Dans sa préface, Jacques Julliard souligne à quel point ce procès fut, en fait, celui de la clairvoyance, de l’engagement contre l’antisémitisme, de la lucidité et du courage de Georges Bensoussan. Il y dénonce la responsabilité de collectifs d’intellectuels qui chassent en meute. « Fuyez comme la peste les intellectuels de groupe, nous dit-il, c’est-à-dire le plus souvent les lâches et les mouchards » […]

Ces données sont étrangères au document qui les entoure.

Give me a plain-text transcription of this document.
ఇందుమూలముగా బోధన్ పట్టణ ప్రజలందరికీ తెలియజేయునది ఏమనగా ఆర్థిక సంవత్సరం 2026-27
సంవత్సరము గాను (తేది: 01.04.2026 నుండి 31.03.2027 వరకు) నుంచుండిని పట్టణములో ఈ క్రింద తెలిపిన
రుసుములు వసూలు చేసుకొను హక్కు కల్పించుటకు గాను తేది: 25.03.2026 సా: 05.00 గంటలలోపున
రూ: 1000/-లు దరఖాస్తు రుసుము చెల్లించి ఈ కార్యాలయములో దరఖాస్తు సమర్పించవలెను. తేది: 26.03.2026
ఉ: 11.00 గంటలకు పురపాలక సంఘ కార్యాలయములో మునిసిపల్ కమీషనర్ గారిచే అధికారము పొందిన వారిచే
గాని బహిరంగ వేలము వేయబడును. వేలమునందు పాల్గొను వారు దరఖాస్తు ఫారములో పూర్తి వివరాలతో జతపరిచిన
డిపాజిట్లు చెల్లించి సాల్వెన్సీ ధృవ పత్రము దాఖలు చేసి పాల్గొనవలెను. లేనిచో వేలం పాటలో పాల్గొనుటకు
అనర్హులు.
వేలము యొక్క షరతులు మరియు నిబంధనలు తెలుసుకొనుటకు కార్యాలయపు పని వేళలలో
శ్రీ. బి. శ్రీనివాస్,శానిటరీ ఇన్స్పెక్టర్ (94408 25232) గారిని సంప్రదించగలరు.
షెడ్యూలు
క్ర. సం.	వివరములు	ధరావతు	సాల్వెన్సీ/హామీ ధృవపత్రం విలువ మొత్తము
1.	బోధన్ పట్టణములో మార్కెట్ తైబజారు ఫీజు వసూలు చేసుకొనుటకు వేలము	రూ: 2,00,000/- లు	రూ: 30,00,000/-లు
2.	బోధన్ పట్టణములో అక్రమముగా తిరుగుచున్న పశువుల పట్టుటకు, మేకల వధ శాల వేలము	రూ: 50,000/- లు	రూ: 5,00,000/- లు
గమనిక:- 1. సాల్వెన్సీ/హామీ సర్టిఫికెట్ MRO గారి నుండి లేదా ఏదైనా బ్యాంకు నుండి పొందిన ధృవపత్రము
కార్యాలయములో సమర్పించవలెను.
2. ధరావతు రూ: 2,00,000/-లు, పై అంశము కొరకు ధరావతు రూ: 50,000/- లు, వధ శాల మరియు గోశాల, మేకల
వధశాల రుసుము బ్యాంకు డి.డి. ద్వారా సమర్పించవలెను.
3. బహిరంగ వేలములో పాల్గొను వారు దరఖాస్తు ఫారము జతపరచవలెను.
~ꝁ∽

Invité à débattre avec Patrick Weil sur « Le sens de la République », dans l’émission Répliques d’Alain Flinkielkraut diffusée le 10 octobre 2015 sur France Culture, il avait repris, de mémoire, des propos tenus par le sociologue Smaïn Laacher dans un film de Georges Benayoun (Profs en territoire perdus de la République) sur l’incrustation profonde de l’antisémitisme dans l’espace domestique arabe. Smaïn Laacher parlait d’un antisémitisme « déposé dans l’espace domestique [qui] est quasi naturellement déposé sur la langue, déposé dans la langue. Il est dans l’air qu’on respire ». Georges Bensoussan, avait exprimé l’idée à travers la métaphore « téter avec le lait de la mère ».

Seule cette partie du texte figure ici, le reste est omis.